La mia mente era tutta rivolta a Gesù e nulla mi curavo di lui, continuavo a pregare, tutto ad un tempo, incominciò a darmi dei colpi sulle spalle e più giù ancora : me ne dette assai. Sarò stata mezz'ora in quella tempesta; mi sono bene avveduta, però, che la cosa che più gli dispiaccia è il raccoglimento che Gesù spesso spesso mi fa provare. Mi raccomandavo a Gesù, ma che! Pregai il mio Angelo Custode, e mi aiutò davvero »...

22 luglio. - Oggi credevo di essere affatto libera da quella brutta bestia, invece mi ha bussato assai. Io ero andata proprio con l'intenzione di dormire, tutt'altro invece : ha cominciato con certi colpi, che temevo proprio mi facesse morire. Era in forma di un grosso cane tutto nero, e mi metteva le gambe sulle mie spalle; ma, mi ha fatto assai male, perché mi ha fatto dolere tutti gli ossi. Alle volte perfino credo che me li tronchi; anzi, una volta, tempo indietro nel prender l'acqua santa, mi dette una torta tanto forte al braccio, che cascai in terra dal gran dolore, e allora mi levò l'osso proprio dal posto; ma, ci tornò ben presto, perché me lo toccò Gesù, e fu fatto tutto.

Dopo del tempo, mi ricordai che al collo ci avevo il legno della S. Croce (datale dal P. Provinciale, P. Paolo dell'Immacolata, per difenderla dagli assalti del demonio); potei con quello segnarmi, e tornai subito in calma. Mi misi subito a ringraziare Gesù, che mi si fece vedere, ma ben poco : mi rianimò a soffrire e cambattere, e mi lasciò » (Op. cit., p. 170).

23 luglio. - Sono andata a letto, mi sono addormentata, e come dormivo bene, dopo circa un quarto (perché i miei sonni son sempre brevi, ho veduto in fondo al letto, ma per terra, il solito omino nero, piccino piccino. Ho capito chi era e mi sono subito risentita per bene; ho detto : — Ma che ora hai cominciato la storia di non farmi neppure dormire? — Come! Dormire? Perché non preghi? Pregherò più tardi — ho detto — ora dormo.

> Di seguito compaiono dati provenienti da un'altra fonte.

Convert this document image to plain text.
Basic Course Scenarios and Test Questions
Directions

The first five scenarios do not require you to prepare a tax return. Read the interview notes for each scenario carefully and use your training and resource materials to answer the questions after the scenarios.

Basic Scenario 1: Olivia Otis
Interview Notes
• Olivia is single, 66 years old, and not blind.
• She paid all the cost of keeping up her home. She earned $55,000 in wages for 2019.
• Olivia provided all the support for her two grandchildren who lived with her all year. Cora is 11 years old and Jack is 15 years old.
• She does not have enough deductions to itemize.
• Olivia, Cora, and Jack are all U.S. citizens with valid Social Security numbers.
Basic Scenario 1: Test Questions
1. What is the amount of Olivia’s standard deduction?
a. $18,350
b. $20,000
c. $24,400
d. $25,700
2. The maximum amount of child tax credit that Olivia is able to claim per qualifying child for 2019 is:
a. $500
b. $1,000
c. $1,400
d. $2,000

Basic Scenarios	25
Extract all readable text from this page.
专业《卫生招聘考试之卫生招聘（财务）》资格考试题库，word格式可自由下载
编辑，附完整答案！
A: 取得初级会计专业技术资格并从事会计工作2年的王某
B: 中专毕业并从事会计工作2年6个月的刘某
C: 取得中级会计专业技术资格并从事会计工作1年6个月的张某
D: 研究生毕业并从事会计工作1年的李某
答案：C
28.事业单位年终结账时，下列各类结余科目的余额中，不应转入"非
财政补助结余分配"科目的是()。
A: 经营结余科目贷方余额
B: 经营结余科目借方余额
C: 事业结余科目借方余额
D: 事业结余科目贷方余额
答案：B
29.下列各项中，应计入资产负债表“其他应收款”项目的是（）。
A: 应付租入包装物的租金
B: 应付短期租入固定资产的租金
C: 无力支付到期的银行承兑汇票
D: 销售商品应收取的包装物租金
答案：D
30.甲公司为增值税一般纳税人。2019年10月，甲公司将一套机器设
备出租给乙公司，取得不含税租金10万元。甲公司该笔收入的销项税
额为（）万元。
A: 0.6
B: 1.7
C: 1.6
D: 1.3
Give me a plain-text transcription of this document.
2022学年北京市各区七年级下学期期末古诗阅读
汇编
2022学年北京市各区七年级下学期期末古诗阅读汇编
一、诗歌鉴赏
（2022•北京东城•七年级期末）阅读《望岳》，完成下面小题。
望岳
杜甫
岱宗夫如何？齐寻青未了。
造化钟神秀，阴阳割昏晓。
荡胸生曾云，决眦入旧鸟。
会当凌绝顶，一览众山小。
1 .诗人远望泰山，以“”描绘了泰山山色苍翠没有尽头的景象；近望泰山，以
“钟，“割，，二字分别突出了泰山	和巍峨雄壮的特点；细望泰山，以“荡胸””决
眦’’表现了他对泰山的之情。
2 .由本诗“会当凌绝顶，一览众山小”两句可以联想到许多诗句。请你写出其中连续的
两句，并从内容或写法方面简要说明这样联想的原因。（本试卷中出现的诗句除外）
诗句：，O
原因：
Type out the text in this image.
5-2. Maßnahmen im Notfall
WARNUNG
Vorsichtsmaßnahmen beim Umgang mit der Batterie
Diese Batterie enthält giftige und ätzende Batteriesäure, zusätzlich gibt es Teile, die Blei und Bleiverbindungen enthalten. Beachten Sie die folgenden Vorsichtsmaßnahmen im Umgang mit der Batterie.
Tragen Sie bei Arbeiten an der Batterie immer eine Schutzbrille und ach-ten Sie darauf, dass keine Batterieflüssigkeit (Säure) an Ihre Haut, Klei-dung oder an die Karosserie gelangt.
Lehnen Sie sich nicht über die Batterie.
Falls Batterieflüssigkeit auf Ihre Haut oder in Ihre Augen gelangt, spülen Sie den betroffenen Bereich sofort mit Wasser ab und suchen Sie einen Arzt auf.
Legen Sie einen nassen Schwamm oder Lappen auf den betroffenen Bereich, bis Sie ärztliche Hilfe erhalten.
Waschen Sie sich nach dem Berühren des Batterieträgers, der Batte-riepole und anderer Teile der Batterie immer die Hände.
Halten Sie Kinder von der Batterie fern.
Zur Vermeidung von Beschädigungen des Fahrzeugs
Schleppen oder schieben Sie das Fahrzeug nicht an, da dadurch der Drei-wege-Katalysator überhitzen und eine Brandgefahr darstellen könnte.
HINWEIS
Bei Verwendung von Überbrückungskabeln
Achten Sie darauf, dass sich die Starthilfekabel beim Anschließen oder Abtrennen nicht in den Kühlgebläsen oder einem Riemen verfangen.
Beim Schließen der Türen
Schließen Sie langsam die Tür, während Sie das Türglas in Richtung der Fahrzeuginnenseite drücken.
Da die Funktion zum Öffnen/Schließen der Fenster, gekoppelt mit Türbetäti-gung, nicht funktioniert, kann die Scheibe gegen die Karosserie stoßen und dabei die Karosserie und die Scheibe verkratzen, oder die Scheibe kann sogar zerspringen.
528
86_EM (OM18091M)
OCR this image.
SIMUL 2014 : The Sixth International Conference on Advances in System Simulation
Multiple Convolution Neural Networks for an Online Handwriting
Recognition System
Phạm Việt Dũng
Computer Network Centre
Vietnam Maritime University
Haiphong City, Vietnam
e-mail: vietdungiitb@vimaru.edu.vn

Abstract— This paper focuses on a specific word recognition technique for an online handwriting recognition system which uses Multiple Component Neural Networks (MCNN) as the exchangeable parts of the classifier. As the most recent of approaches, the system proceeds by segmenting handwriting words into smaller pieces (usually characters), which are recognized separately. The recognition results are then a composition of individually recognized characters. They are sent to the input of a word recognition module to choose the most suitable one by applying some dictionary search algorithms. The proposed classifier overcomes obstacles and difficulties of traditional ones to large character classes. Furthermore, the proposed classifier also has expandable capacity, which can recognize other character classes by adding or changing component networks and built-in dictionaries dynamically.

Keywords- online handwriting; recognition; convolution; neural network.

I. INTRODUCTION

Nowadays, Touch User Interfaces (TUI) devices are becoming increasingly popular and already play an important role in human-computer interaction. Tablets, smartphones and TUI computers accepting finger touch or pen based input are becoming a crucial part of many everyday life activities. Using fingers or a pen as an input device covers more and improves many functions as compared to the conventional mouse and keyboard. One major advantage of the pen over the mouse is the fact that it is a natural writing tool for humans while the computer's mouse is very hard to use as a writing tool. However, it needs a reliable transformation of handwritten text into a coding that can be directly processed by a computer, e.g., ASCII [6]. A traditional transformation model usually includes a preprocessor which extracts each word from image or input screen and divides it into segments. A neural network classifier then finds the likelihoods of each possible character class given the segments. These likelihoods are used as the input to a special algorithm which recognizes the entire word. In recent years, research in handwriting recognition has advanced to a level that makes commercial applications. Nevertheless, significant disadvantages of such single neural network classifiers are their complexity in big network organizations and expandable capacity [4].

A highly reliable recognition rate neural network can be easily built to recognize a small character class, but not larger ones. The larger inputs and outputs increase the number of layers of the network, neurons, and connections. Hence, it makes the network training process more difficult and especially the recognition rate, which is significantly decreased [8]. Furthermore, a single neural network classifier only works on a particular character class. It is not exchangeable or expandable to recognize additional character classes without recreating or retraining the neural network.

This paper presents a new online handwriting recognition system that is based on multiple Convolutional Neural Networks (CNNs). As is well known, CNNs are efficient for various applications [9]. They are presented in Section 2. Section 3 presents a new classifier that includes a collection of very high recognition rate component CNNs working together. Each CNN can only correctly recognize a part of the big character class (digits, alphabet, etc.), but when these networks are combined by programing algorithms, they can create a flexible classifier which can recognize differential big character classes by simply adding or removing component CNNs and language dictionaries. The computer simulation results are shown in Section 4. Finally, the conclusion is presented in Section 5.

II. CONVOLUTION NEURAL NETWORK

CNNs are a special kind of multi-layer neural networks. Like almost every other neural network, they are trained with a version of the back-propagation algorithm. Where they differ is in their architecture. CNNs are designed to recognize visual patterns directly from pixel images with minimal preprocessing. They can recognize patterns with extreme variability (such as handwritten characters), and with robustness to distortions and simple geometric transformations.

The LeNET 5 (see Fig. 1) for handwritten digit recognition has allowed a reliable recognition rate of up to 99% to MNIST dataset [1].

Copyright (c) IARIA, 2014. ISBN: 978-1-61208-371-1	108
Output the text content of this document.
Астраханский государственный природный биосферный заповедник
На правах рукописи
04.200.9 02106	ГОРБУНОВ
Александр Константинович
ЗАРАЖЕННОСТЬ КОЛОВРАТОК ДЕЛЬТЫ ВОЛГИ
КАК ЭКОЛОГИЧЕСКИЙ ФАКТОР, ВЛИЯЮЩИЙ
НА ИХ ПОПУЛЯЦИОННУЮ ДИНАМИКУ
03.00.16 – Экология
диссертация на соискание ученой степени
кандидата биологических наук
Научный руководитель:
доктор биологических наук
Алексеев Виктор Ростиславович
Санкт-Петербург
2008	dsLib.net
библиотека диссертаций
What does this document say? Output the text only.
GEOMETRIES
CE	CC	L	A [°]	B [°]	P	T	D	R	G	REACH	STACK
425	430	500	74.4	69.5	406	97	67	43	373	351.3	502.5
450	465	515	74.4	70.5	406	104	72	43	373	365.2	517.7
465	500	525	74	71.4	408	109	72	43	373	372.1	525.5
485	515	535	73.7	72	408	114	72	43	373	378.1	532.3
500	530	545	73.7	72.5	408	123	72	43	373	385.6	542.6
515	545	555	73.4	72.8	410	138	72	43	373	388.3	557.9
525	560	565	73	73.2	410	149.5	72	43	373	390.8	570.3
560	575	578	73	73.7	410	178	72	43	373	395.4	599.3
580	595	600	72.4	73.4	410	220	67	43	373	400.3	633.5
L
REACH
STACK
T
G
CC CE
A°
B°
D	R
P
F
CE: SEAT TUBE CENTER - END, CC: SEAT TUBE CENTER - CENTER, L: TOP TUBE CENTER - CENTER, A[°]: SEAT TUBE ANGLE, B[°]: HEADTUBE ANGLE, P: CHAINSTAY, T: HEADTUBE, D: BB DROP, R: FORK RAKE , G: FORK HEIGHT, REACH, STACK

— Sono due giorni veh! che non ti puoi raccogliere; bene, lascia fare che ci penso io.

Principiava a darmi qualche colpetto! Ho preso il Crocifisso in mano, ma sì, era inutile. Stava per montarmi addosso e darmene quante poteva. Non so quel che sia successo; l'ho veduto montar sulle furie e rotolarsi per terra.

Io ridevo: oggi mi pareva di non aver paura; mi ha detto: — Oggi non ti posso far nulla, ma te le asserbo un'altra volta —. Gli ho domandato: — Ma perché non puoi? Se altre volte hai potuto, puoi benissimo ancora : io sono la stessa, ho soltanto Gesù al collo —. Allora mi ha detto : — Quella... che è in questa stanza, che ti ha fatto? Fatti levare quella roba di dosso, e poi vedrai.

Io insistevo che non ci avevo nulla, perché dormivo, ma capivo di chi voleva parlare (forse la Sig.ra Cecilia che le aveva messo indosso la cintola di S. Gabriele, come dice poco dopo la Santa stessa). Dopo queste parole, me ne stavo contenta nel letto e ridevo, guardando i brutti versi che faceva e la rabbia che lo divorava.

Mi diceva che se prego ancora, mi fa soffrire di più. — Non mi importa, dicevo, soffrirò per Gesù —. Insomma, oggi mi ci sono divertita assai: lo vedevo tanto arrabbiato; mi ha promesso, però, di asserbarmele.

Ha aspettato a stasera; ma, grazie a Dio, non ha potuto durare tanto a lungo : mi ha dato tre stritolate forti assai, che dopo, per andare a letto, mi ci è voluto tanto tempo. In certi momenti corre lontano e con tanto spavento che non so quel che abbia. Mi ridusse proprio che appena mi potevo muovere.

Quanto chiamai Gesù!... Mi sgomentai del tutto quando seppi, che Gesù non sarebbe venuto, perché, se Gesù mi benediva con forza, io non potevo alzarmi : non avevo più niente al mio posto.

Venne mandato da Gesù, S. Gabriele e fui liberata. (Cfr. Op. cit., pp. 171-73).

24 luglio. - Ieri mi si fece vedere in una maniera assai sudicia, ma fui forte. Mi raccomandavo dentro me stessa a Gesù che mi togliesse la vita, piuttosto che offenderlo. Che tentazioni orribili che sono quelle lì! — Tutte mi dispiacciono, ma quelle contro la S. Purità quanto mi fanno male! — (Op. cit., p. 173).